The registrations are associated with a business named 'X Payments LLC,' formerly 'Twitter Payments LLC,' which will operate the money transfer operations at X. Musk confirmed the additions in a post on X, in response to an article by The Street which noted the Nov. 27 addition of South Dakota. The Street's reporting indicated the company had only been registered in 10 states, according to the Nationwide Multistate Licensing System's database. Now, the database is showing the most recent additions, as well.
Musk has previously spoken about his plans to morph X into a payments platform, having earlier detailed his vision for the future of the company shortly after the acquisition. He has described X as a place where users would be able to send money to others on the platform, and extract their funds to authenticated bank accounts, and perhaps later, a high-yield money market account that would encourage people to keep their cash in accounts with X. This plan would put X into competition with PayPal, a company Musk is crediting with co-founding via its merger with his X.com.
Payments are also tied into X's broader move into the creator economy, where X users with at least 500 followers and 5 million organic impressions on their posts over the past 3 months can become eligible for ads revenue sharing.
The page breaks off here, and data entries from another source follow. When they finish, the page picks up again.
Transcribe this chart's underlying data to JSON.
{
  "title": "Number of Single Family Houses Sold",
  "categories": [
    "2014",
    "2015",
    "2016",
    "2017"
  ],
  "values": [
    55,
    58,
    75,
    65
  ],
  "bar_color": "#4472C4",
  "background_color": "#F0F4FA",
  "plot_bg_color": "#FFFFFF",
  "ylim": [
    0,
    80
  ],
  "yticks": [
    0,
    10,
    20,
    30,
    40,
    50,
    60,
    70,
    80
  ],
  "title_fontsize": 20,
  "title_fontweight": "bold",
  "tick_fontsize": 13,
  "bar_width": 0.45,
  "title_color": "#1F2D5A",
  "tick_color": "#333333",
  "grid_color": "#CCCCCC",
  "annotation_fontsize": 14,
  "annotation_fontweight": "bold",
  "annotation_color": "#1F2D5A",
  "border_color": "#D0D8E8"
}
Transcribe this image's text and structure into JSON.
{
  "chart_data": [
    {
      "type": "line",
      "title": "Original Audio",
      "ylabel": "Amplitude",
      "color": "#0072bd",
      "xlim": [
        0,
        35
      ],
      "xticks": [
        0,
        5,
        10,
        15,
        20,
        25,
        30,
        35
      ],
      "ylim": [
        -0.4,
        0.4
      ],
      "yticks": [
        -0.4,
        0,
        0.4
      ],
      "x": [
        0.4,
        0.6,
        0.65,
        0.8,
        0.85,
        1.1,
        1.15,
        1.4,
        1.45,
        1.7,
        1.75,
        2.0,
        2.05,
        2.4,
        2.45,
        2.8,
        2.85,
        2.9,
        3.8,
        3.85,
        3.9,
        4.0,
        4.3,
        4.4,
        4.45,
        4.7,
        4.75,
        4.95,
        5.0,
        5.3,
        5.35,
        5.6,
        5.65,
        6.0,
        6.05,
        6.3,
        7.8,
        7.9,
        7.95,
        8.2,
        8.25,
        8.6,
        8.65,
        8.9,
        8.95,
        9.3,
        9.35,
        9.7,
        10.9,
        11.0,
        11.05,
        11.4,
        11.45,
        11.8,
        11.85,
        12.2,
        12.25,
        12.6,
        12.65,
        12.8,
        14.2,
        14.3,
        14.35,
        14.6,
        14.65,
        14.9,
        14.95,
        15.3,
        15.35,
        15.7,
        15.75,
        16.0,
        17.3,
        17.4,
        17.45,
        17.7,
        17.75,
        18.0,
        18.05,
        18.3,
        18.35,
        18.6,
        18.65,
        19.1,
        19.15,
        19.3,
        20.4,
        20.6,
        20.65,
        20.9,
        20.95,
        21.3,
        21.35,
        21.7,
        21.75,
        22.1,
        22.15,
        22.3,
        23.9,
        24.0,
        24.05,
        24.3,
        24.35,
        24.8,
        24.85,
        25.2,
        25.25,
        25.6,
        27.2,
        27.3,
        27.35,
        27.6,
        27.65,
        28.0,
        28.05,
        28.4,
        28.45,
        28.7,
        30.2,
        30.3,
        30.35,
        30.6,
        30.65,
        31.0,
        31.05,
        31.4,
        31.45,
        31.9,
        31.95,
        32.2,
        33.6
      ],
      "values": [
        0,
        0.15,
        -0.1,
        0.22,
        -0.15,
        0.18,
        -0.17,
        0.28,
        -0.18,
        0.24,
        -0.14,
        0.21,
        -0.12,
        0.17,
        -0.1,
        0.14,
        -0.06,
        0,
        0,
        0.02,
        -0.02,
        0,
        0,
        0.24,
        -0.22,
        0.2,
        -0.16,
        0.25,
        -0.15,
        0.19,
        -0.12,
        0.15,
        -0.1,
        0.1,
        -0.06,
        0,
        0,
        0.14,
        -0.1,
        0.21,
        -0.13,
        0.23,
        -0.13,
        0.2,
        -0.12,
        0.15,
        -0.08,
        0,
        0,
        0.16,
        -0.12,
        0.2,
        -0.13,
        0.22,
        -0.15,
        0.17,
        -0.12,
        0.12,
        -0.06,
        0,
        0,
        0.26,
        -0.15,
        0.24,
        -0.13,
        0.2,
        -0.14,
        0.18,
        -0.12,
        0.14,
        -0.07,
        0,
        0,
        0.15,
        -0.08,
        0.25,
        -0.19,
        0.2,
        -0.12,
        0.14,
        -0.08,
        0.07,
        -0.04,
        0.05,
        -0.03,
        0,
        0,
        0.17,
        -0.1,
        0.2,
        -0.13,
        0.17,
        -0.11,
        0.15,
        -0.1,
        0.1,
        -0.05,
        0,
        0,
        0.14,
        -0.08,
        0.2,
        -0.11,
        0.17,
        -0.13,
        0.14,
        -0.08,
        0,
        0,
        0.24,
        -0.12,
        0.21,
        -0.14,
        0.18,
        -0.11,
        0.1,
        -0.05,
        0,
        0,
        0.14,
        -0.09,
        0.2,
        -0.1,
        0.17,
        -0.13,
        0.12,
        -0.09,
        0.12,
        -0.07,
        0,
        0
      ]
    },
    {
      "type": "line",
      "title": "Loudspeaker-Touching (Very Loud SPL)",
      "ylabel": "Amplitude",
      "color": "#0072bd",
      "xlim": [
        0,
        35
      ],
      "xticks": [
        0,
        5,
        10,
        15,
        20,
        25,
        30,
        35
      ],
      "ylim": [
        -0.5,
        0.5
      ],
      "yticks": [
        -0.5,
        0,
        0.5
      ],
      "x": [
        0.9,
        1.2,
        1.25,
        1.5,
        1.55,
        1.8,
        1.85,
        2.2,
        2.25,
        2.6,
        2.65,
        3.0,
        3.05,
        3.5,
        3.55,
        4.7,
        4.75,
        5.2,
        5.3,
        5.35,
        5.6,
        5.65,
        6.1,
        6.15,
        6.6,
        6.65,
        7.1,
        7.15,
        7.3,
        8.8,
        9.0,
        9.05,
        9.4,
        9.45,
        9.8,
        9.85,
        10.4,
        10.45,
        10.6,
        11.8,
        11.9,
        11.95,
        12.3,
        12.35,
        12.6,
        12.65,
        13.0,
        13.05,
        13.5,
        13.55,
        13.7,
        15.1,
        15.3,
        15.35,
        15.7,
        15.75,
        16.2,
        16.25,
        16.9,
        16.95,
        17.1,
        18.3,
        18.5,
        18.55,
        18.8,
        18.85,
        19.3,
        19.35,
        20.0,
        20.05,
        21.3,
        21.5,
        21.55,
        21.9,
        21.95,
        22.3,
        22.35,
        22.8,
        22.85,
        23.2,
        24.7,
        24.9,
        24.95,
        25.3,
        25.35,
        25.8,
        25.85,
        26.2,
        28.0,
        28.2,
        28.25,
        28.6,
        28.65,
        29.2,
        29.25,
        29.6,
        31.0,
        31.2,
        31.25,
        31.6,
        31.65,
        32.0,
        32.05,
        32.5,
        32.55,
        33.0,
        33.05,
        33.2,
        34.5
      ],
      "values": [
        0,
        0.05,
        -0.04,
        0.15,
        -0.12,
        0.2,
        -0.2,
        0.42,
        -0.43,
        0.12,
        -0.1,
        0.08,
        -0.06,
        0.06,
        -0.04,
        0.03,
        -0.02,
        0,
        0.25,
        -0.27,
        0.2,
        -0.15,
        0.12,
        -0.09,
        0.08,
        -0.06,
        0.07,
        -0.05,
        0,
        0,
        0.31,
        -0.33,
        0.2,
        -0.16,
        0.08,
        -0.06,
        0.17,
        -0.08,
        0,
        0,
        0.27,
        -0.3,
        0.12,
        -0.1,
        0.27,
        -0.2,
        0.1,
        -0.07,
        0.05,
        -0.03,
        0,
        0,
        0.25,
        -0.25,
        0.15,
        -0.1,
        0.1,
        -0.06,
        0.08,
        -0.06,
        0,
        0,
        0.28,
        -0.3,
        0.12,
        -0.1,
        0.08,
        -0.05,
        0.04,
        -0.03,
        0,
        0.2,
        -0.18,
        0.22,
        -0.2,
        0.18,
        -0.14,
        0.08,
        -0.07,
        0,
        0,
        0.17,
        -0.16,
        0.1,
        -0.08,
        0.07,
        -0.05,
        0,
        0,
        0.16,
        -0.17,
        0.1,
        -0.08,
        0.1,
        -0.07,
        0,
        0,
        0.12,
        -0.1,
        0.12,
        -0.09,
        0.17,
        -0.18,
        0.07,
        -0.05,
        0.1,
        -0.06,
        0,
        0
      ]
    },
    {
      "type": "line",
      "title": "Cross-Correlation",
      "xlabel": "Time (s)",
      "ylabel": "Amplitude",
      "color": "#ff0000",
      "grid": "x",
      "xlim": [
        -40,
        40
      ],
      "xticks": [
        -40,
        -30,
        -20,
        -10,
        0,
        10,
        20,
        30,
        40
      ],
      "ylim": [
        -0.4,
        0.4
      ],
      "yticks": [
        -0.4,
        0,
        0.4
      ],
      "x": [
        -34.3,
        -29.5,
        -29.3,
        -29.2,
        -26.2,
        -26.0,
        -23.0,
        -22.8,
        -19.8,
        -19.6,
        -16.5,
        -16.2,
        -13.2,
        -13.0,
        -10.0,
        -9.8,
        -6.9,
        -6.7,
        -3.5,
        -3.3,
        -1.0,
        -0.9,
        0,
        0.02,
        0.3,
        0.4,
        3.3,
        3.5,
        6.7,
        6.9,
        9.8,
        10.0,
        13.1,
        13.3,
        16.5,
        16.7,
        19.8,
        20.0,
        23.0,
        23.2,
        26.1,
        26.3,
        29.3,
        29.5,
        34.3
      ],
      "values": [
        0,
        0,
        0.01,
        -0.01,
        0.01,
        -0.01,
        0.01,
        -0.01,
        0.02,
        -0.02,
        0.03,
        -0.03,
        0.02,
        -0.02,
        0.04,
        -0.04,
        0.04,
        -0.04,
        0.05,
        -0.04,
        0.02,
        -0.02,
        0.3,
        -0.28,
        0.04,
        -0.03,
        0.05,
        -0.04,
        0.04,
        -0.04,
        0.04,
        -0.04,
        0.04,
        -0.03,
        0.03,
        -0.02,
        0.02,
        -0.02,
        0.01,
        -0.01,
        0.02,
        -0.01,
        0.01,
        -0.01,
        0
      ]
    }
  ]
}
However, X's ability to monetize via ads has taken a downturn in recent days, as an advertiser exodus was prompted by Musk's endorsement of an antisemitic post on the platform and reports that brands' campaigns were appearing next to hate speech. As a result, X has lost several larger advertisers, including Apple, Disney, IBM, Paramount, Warner Bros., Lionsgate, Comcast/NBCU, Walmart and others. The company said it would focus on small business advertisers in the near term and is also planning to make Musk's new AI, Grok, available to X's paid subscribers as another source of revenue.